No entanto, o excesso de ousadia do SIDH levou a críticas sobre
sua legitimidade e independência; foi acusado de ser guiado por duas ou
três organizações não governamentais que monopolizam os processos, ter
influência de outros Estados europeus que financiam o julgamento de
determinados temas do seu interesse e de não apreciar de forma
homogênea todos os casos que são propostos ao sistema.
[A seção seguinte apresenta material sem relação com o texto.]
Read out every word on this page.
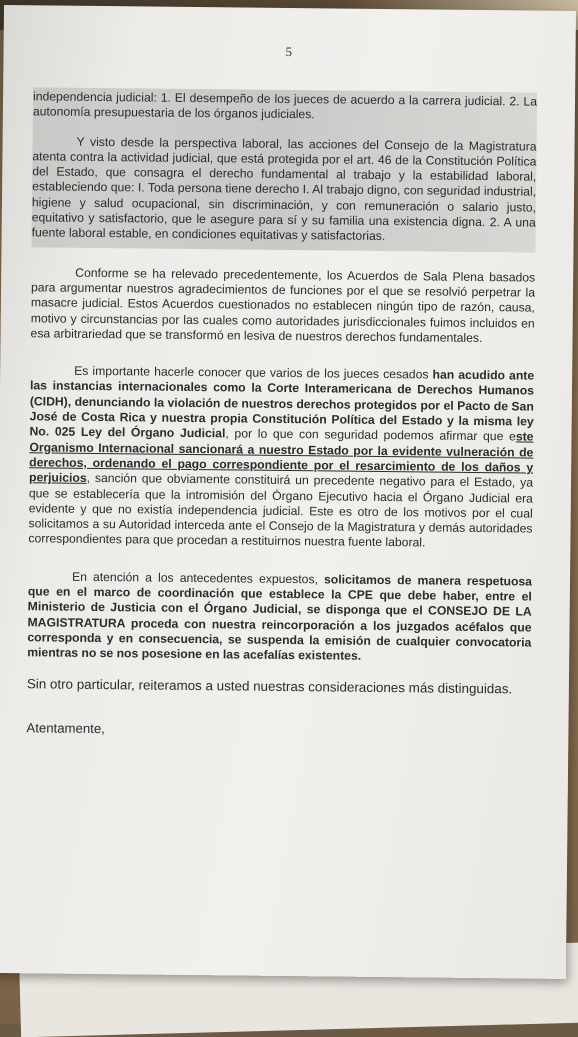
5

independencia judicial: 1. El desempeño de los jueces de acuerdo a la carrera judicial. 2. La autonomía presupuestaria de los órganos judiciales.

Y visto desde la perspectiva laboral, las acciones del Consejo de la Magistratura atenta contra la actividad judicial, que está protegida por el art. 46 de la Constitución Política del Estado, que consagra el derecho fundamental al trabajo y la estabilidad laboral, estableciendo que: I. Toda persona tiene derecho I. Al trabajo digno, con seguridad industrial, higiene y salud ocupacional, sin discriminación, y con remuneración o salario justo, equitativo y satisfactorio, que le asegure para sí y su familia una existencia digna. 2. A una fuente laboral estable, en condiciones equitativas y satisfactorias.

Conforme se ha relevado precedentemente, los Acuerdos de Sala Plena basados para argumentar nuestros agradecimientos de funciones por el que se resolvió perpetrar la masacre judicial. Estos Acuerdos cuestionados no establecen ningún tipo de razón, causa, motivo y circunstancias por las cuales como autoridades jurisdiccionales fuimos incluidos en esa arbitrariedad que se transformó en lesiva de nuestros derechos fundamentales.

Es importante hacerle conocer que varios de los jueces cesados han acudido ante las instancias internacionales como la Corte Interamericana de Derechos Humanos (CIDH), denunciando la violación de nuestros derechos protegidos por el Pacto de San José de Costa Rica y nuestra propia Constitución Política del Estado y la misma ley No. 025 Ley del Órgano Judicial, por lo que con seguridad podemos afirmar que este Organismo Internacional sancionará a nuestro Estado por la evidente vulneración de derechos, ordenando el pago correspondiente por el resarcimiento de los daños y perjuicios, sanción que obviamente constituirá un precedente negativo para el Estado, ya que se establecería que la intromisión del Órgano Ejecutivo hacia el Órgano Judicial era evidente y que no existía independencia judicial. Este es otro de los motivos por el cual solicitamos a su Autoridad interceda ante el Consejo de la Magistratura y demás autoridades correspondientes para que procedan a restituirnos nuestra fuente laboral.

En atención a los antecedentes expuestos, solicitamos de manera respetuosa que en el marco de coordinación que establece la CPE que debe haber, entre el Ministerio de Justicia con el Órgano Judicial, se disponga que el CONSEJO DE LA MAGISTRATURA proceda con nuestra reincorporación a los juzgados acéfalos que corresponda y en consecuencia, se suspenda la emisión de cualquier convocatoria mientras no se nos posesione en las acefalías existentes.

Sin otro particular, reiteramos a usted nuestras consideraciones más distinguidas.

Atentamente,
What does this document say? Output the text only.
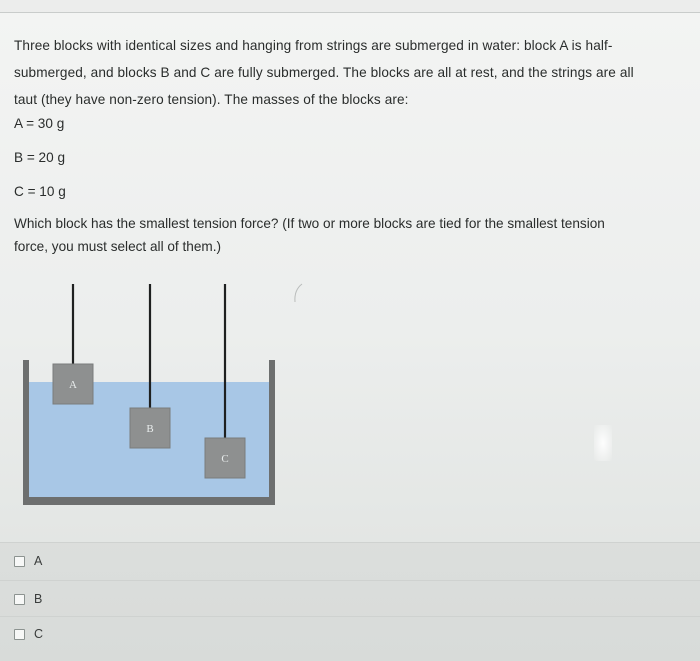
Three blocks with identical sizes and hanging from strings are submerged in water: block A is half-
submerged, and blocks B and C are fully submerged. The blocks are all at rest, and the strings are all
taut (they have non-zero tension). The masses of the blocks are:
A = 30 g
B = 20 g
C = 10 g
Which block has the smallest tension force? (If two or more blocks are tied for the smallest tension
force, you must select all of them.)
A
B
C
A
B
C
Como
consequência, alguns Estados denunciaram o Pacto de San José da Costa
Rica, outros retiraram seus diplomatas, cortaram recursos ou envidaram
esforços para que os juízes ou comissários escolhidos fossem menos
ousados nas posições assumidas.
1. Estrutura e processo do Sistema Interamericano de Direitos
Humanos
Duas instituições principais compõem o SIDH: a Comissão IDH e
a Corte IDH. A primeira tem sede em Washington, DC, nos Estados
Unidos da América. A Corte IDH, em San José, na Costa Rica. Todos os
procedimentos contra os Estados são iniciados perante a Comissão IDH,
nos Estados Unidos. Caso os processos sejam considerados interessantes,
com indícios concretos de graves violações aos direitos humanos, e não
haja acordo com os Estados envolvidos, os mesmos são encaminhados à
Corte IDH para julgamento.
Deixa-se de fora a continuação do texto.